The type for fold depths.

  • Eq d folds over nodes and contents of depth exactly d.
  • Lt d folds over nodes and contents of depth strictly less than d.
  • Gt d folds over nodes and contents of depth strictly more than d.

Le d is Eq d and Lt d. Ge d is Eq d and Gt d.

val depth_t : depth Irmin.Type.t
val fold : ?order:[ `Sorted | `Undefined | `Random of Stdlib.Random.State.t ] -> ?force:'a force -> ?cache:bool -> ?uniq:uniq -> ?pre:('a, step list) folder -> ?post:('a, step list) folder -> ?depth:depth -> ?contents:('a, contents) folder -> ?node:('a, node) folder -> ?tree:('a, tree) folder -> tree -> 'a -> 'a Lwt.t

fold t acc folds over t's nodes with node-specific folders: contents, node, and tree, based on a node's kind.

The default for all folders is identity.

For every node n of t, including itself:

  • If n is a `Contents kind, call contents path c where c is the contents of n.
  • If n is a `Node kind, (1) call pre path steps; (2) call node path n; (3) recursively fold on each child; (4) call post path steps.
  • If n is any kind, call tree path t' where t' is the tree of n.

See examples/fold.ml for a demo of the different folders.

See force for details about the force parameters. By default it is `True.

See uniq for details about the uniq parameters. By default it is `False.

The fold depth is controlled by the depth parameter.

cache defaults to false, see caching for an explanation of the parameter.

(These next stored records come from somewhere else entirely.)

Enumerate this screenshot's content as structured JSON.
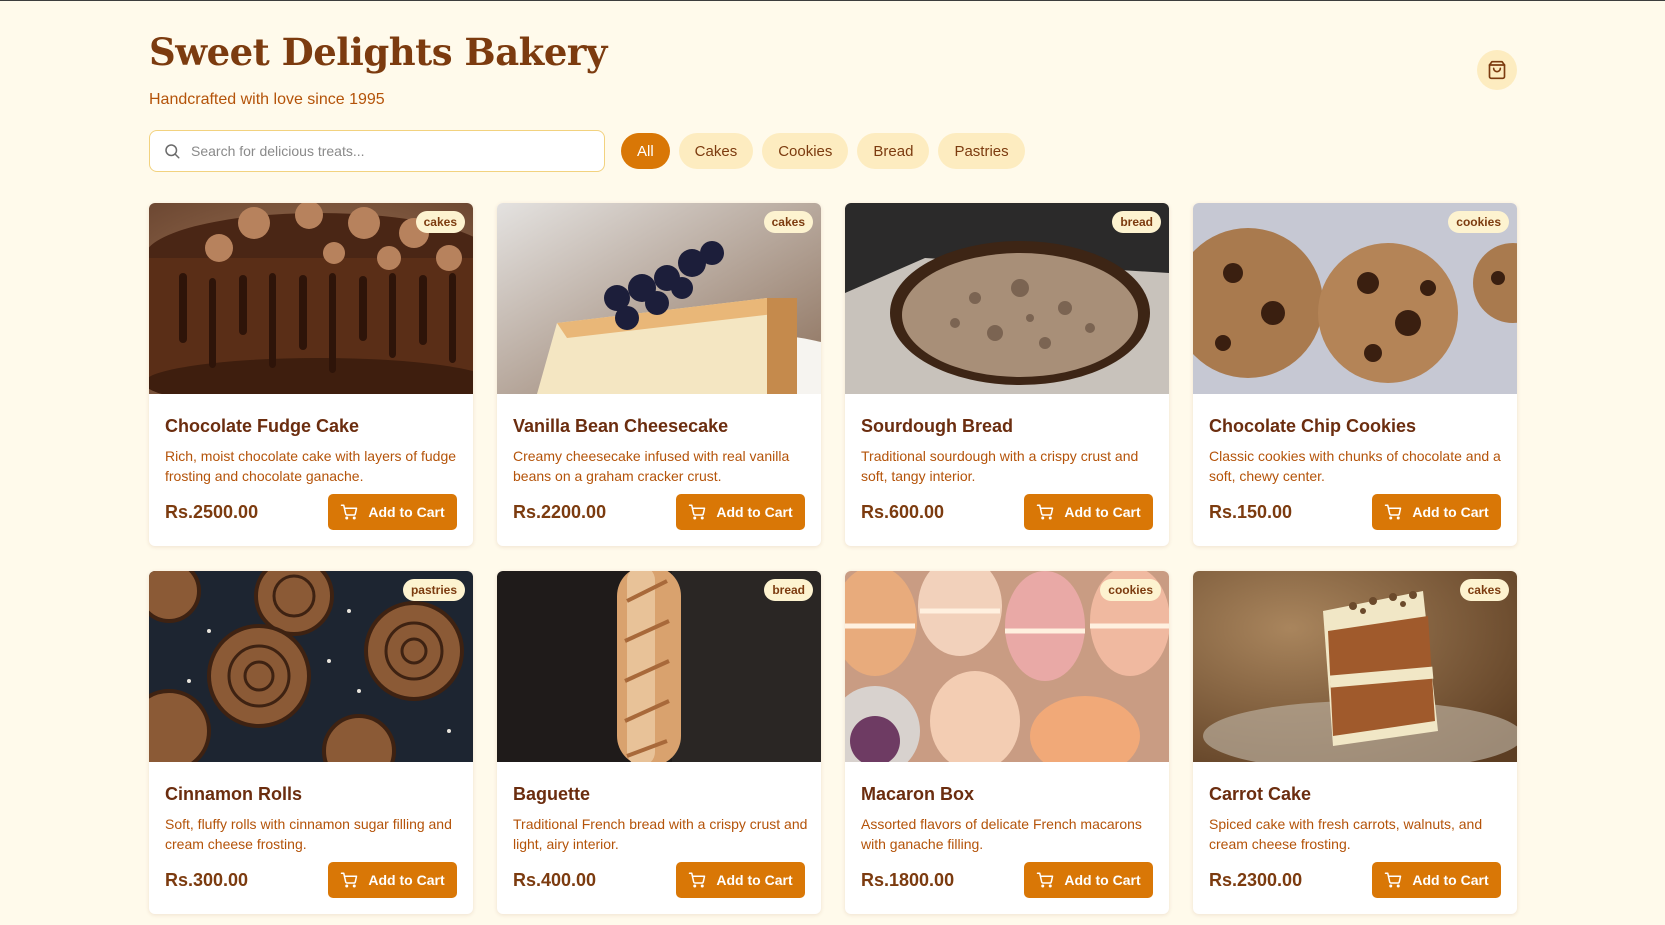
{
  "header": {
    "title": "Sweet Delights Bakery",
    "subtitle": "Handcrafted with love since 1995",
    "cart_icon": "shopping-bag-icon"
  },
  "search": {
    "placeholder": "Search for delicious treats...",
    "value": "",
    "icon": "search-icon"
  },
  "filters": [
    {
      "label": "All",
      "active": true
    },
    {
      "label": "Cakes",
      "active": false
    },
    {
      "label": "Cookies",
      "active": false
    },
    {
      "label": "Bread",
      "active": false
    },
    {
      "label": "Pastries",
      "active": false
    }
  ],
  "colors": {
    "background": "#fffaeb",
    "accent": "#d97706",
    "heading": "#7c3b0f",
    "body_text": "#b45309",
    "pill": "#fdecc0"
  },
  "add_to_cart_label": "Add to Cart",
  "products": [
    {
      "name": "Chocolate Fudge Cake",
      "description": "Rich, moist chocolate cake with layers of fudge frosting and chocolate ganache.",
      "price": "Rs.2500.00",
      "category": "cakes",
      "image": "chocolate-cake-photo"
    },
    {
      "name": "Vanilla Bean Cheesecake",
      "description": "Creamy cheesecake infused with real vanilla beans on a graham cracker crust.",
      "price": "Rs.2200.00",
      "category": "cakes",
      "image": "cheesecake-photo"
    },
    {
      "name": "Sourdough Bread",
      "description": "Traditional sourdough with a crispy crust and soft, tangy interior.",
      "price": "Rs.600.00",
      "category": "bread",
      "image": "sourdough-photo"
    },
    {
      "name": "Chocolate Chip Cookies",
      "description": "Classic cookies with chunks of chocolate and a soft, chewy center.",
      "price": "Rs.150.00",
      "category": "cookies",
      "image": "cookies-photo"
    },
    {
      "name": "Cinnamon Rolls",
      "description": "Soft, fluffy rolls with cinnamon sugar filling and cream cheese frosting.",
      "price": "Rs.300.00",
      "category": "pastries",
      "image": "cinnamon-rolls-photo"
    },
    {
      "name": "Baguette",
      "description": "Traditional French bread with a crispy crust and light, airy interior.",
      "price": "Rs.400.00",
      "category": "bread",
      "image": "baguette-photo"
    },
    {
      "name": "Macaron Box",
      "description": "Assorted flavors of delicate French macarons with ganache filling.",
      "price": "Rs.1800.00",
      "category": "cookies",
      "image": "macarons-photo"
    },
    {
      "name": "Carrot Cake",
      "description": "Spiced cake with fresh carrots, walnuts, and cream cheese frosting.",
      "price": "Rs.2300.00",
      "category": "cakes",
      "image": "carrot-cake-photo"
    }
  ]
}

If order is `Sorted (the default), the elements are traversed in lexicographic order of their keys. If `Random state, they are traversed in a random order. For large nodes, these two modes are memory-consuming, use `Undefined for a more memory efficient fold.

Stats

type stats = {
  1. nodes : int;
    (*

    Number of node.

    *)
  2. leafs : int;
    (*

    Number of leafs.

    *)
  3. skips : int;
    (*

    Number of lazy nodes.

    *)
  4. depth : int;
    (*

    Maximal depth.

    *)
  5. width : int;
    (*

    Maximal width.

    *)
}

The type for tree stats.

val stats_t : stats Irmin.Type.t
val stats : ?force:bool -> tree -> stats Lwt.t

stats ~force t are t's statistics. If force is true, this will force the reading of lazy nodes. By default it is false.

Concrete Trees

type concrete = [
  1. | `Tree of (step * concrete) list
  2. | `Contents of contents * metadata
]

The type for concrete trees.

val concrete_t : concrete Irmin.Type.t
val of_concrete : concrete -> tree

of_concrete c is the subtree equivalent of the concrete tree c.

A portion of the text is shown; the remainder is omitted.